昨日の戸倉山とはうって変わって風もなく、せっかく買った渓の防風着も出番がなかった。午後の陽射しが暖かい。パンをかじってのいつもの昼食。たとえ百円のパンでもこの風景の中ではどんな豪華料理にも勝る。

よちよちと歩き回る渓の写真を撮る。その背景には白銀の峰々が。まだ知らぬこれらを歩くのはいつの日か。それを果たしたのち、またここに来て、親しくなった峰々と、それを初めて間近に見せてくれた大西山に久濶を叙したいと思う。でも、もうその時には渓は背中にはいまい。

親子で歩いて登るのだろうか。山などまっぴらと友達と遊ぶ年齢になっているかもしれない。それならそれでいい。いずれ子は親を離れ、親も子から遠ざかる。渓を背負って山を歩いた日々はただ親の想い出でしかない。

登りに三時間かかった山径も、下りはその半分あまりで登山口へ戻った。車に戻って、あらためて振り返る大西山は、登るのに三時間もかかるとはやっぱり思えない、ちょっとした裏山にしか見えなかった。
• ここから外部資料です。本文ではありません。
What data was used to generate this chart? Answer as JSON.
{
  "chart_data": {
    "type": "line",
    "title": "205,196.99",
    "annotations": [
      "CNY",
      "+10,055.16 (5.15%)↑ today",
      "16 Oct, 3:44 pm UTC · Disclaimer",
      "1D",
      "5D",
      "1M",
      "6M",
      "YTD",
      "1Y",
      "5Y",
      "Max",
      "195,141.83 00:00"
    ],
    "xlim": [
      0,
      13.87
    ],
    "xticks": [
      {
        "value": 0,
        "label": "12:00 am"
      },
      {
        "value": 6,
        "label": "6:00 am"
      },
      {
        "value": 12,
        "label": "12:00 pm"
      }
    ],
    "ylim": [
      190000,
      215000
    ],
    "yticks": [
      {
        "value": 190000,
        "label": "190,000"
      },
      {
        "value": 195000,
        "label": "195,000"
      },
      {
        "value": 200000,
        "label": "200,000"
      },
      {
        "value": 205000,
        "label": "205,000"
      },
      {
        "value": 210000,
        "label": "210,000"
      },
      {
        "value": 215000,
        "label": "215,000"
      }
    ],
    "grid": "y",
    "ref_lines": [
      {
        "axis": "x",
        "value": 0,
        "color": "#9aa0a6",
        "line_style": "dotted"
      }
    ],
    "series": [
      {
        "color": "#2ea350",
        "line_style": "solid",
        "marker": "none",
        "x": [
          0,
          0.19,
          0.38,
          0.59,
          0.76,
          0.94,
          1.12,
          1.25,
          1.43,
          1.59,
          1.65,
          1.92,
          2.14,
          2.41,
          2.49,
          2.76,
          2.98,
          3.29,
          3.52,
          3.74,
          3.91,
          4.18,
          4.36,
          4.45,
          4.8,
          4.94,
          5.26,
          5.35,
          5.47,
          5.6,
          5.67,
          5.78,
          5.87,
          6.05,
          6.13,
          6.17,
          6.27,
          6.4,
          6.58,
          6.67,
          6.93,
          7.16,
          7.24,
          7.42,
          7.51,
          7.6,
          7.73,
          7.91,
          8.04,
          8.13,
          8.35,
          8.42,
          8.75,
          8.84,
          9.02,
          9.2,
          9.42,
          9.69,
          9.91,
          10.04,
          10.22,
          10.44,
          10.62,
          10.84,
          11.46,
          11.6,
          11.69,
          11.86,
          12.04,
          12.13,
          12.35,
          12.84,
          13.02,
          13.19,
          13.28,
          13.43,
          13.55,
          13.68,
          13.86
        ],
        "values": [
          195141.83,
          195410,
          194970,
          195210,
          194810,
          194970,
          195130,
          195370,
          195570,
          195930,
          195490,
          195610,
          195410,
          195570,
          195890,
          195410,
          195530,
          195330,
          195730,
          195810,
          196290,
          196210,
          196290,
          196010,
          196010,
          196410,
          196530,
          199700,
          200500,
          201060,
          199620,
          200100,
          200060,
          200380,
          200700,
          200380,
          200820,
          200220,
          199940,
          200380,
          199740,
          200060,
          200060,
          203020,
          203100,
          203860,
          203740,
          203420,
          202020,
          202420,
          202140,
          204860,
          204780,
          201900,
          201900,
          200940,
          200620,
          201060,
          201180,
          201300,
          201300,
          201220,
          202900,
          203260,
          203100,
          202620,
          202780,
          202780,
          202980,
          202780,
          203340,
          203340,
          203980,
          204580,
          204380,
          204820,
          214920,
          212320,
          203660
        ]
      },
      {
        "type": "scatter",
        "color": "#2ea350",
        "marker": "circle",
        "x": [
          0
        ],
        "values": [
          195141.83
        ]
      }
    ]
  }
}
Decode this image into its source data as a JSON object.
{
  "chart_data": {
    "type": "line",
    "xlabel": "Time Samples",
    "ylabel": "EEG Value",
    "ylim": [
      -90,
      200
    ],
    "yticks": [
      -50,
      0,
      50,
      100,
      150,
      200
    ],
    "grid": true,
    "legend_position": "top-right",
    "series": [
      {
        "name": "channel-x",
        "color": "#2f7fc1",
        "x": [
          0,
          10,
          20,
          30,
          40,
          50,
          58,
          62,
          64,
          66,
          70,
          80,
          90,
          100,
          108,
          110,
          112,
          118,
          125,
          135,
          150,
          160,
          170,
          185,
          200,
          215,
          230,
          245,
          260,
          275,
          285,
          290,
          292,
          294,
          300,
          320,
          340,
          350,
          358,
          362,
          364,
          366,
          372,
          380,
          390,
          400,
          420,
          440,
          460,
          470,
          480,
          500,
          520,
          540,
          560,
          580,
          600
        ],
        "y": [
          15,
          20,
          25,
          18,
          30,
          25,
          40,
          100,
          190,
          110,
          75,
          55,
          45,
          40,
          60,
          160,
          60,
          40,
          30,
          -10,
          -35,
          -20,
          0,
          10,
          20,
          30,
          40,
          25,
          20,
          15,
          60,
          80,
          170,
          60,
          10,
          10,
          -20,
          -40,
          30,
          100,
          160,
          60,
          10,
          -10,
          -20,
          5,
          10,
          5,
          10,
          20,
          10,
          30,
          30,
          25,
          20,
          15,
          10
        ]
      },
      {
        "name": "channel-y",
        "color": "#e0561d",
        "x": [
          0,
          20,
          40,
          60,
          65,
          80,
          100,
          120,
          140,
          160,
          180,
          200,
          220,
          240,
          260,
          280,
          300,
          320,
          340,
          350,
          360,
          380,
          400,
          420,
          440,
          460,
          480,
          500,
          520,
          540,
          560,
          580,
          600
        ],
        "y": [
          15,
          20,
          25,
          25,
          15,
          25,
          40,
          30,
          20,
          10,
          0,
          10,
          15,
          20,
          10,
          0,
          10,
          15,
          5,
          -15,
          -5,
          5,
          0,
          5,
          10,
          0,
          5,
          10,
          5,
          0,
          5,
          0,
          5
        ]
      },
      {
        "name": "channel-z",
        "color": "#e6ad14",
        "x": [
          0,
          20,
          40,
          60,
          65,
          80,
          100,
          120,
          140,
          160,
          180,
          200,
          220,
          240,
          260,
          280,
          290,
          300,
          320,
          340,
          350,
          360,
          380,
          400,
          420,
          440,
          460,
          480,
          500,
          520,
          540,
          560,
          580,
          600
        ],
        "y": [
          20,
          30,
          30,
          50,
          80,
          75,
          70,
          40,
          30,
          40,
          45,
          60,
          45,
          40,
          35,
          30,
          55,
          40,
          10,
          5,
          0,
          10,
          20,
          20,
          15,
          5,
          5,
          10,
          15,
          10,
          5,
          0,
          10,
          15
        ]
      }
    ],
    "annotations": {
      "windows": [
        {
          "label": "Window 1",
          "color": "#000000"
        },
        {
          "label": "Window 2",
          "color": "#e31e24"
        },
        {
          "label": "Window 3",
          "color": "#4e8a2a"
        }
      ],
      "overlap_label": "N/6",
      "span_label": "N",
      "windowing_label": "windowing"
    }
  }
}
帰りがけ、小渋橋に車を止めて、赤石岳に最後の挨拶をした。大西山から見るより距離は短くなるのに、白籏さんの写真のイメージの強い僕には、やはり遠く感じる。まだ登らない山だというのも遠く感じる理由だろう。いつの日にか登り終えたのちここで振り返る時、もっと近くに感じるだろうか。